Plusieurs camions avec des plaques d’immatriculation ougandaises et chargés de soldats sont entrés le week-end dernier dans l’est du Zaïre, à hauteur de Rutshuru, selon des témoignages recueillis à Goma, la capitale du Nord-Kivu, occupée par les rebelles de Laurent-Désiré Kabila.
Ces camions se dirigeaient vers le nord, où se trouvent les villes de Béni et Bunia, dans la zone septentrionale des territoires contrôlés par la rébellion.
Une brigade ougandaise, équipée de missiles sol-air SA-14 soviétique, est stationnée à Béni, selon Kinshasa. Par ailleurs, 2.000 hommes sont également signalés «à bord de véhicules équipés de mitrailleuses à la frontière ougando-zaïroise avec pour objectif d’atteindre Isiro par route».
«Un deuxième groupe de militaires ougandais s’apprête à traverser le lac Mobutu», précisé également le communiqué.
Ces différentes localités sont situées dans le Haut-Zaïre, a quelque 300 kilomètres au nord de Goma.
Kisangani, capitale du Haut-Zaïre sert actuellement de base arrière aux troupes zaïroises.
Dans le Sud-Kivu, le communiqué indique que deux mille militaires ougandais ont quitté Fizi (sud de Bukavu) pour se diriger vers Kalémie (port zaïrois sur le lac Tanganyka, au sud de Fizi). «Ces hommes, souligne le communiqué, voyagent à bord de véhicules sur lesquels sont montées des mitrailleuses de tous calibres».
Le communiqué indique que «les Forces armées zaïroises se battent contre plusieurs armées: Ouganda, Rwanda, Burundi et des mercenaires de l’Erythrée, de la Somalie et de l’Ethiopie».

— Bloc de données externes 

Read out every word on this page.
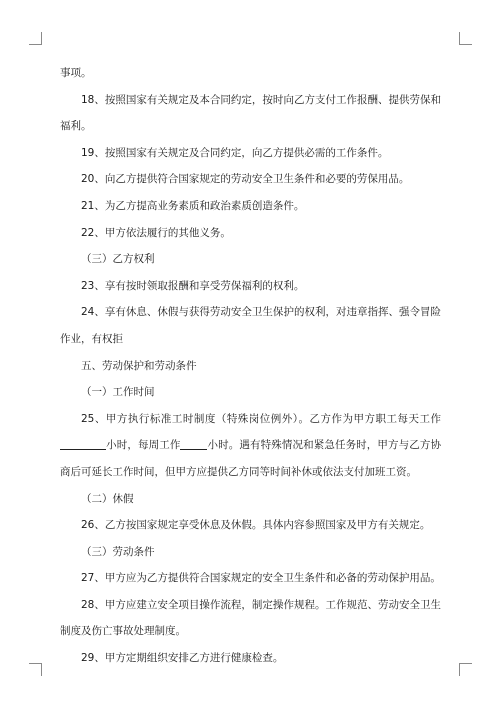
事项。

18、按照国家有关规定及本合同约定，按时向乙方支付工作报酬、提供劳保和福利。

19、按照国家有关规定及合同约定，向乙方提供必需的工作条件。

20、向乙方提供符合国家规定的劳动安全卫生条件和必要的劳保用品。

21、为乙方提高业务素质和政治素质创造条件。

22、甲方依法履行的其他义务。

（三）乙方权利

23、享有按时领取报酬和享受劳保福利的权利。

24、享有休息、休假与获得劳动安全卫生保护的权利，对违章指挥、强令冒险作业，有权拒

五、劳动保护和劳动条件

（一）工作时间

25、甲方执行标准工时制度（特殊岗位例外）。乙方作为甲方职工每天工作小时，每周工作	小时。遇有特殊情况和紧急任务时，甲方与乙方协商后可延长工作时间，但甲方应提供乙方同等时间补休或依法支付加班工资。

（二）休假

26、乙方按国家规定享受休息及休假。具体内容参照国家及甲方有关规定。

（三）劳动条件

27、甲方应为乙方提供符合国家规定的安全卫生条件和必备的劳动保护用品。

28、甲方应建立安全项目操作流程，制定操作规程。工作规范、劳动安全卫生制度及伤亡事故处理制度。

29、甲方定期组织安排乙方进行健康检查。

«Comme on le voit, indique le texte, l’agression armée dont est victime le Zaïre découle d’un vaste complot international. Des pays africains et leurs alliés occidentaux y sont pleinement impliqués».
Ancienne puissance tutélaire du Zaïre, du Rwanda comme du Burundi, la Belgique, qui plaide pour une conférence internationale sur la région des Grands Lacs, a proposé en vain sa médiation depuis le début de la crise du Kivu (est du Zaïre) en septembre 1996.

Contacts avec Washington

Bruxelles avait lancé la semaine dernière un «appel à la modération» en vue de trouver «une solution pacifique à la crise», après l’annonce par Kinshasa d’une contre-offensive pour reprendre le contrôle des provinces du Nord et Sud-Kivu tenues par les rebelles.
Le ministère belge des Affaires étrangères a annoncé une visite du chef de la diplomatie belge Erik Derycke les 4 et 5 février aux Etats-Unis, où il s’entretiendra de la situation au Zaïre avec le secrétaire général des Nations Unies Kofi Annan et le secrétaire d’Etat américain Madeleine Albright.
M. Derycke abordera également au cours de ces entretiens la question globale de la région des Grands Lacs ainsi que la situation interne au Burundi, où d’importants massacres de civils ont lieu.
«Nous sommes très préoccupés par la détérioration de la situation sécuritaire au Burundi et le blocage politique sur place», a indiqué le porte-parole du ministre belge.
Face à l’internationalisation du conflit, Kinshasa ne tient pas compte des appels de l’ONU et de l’OUA en faveur d’une solution pacifique.
Le ministre zaïrois des Affaires étrangères, Kamanda wa Kamanda, a affirmé la détermination de son pays à reprendre les territoires conquis par les rebelles tutsis, en dépit de l’appel du nouvel envoyé spécial de l’ONU et de l’OUA, Mohamed Sahnoun, en faveur d’un règlement négocié.
Selon un diplomate occidental en poste aux Nations Unies, la communauté internationale est disposée à «regarder de l’autre côté» pendant la contre-offensive gouvernementale destinée à rétablir la souveraineté sur les territoires perdus il y a trois mois.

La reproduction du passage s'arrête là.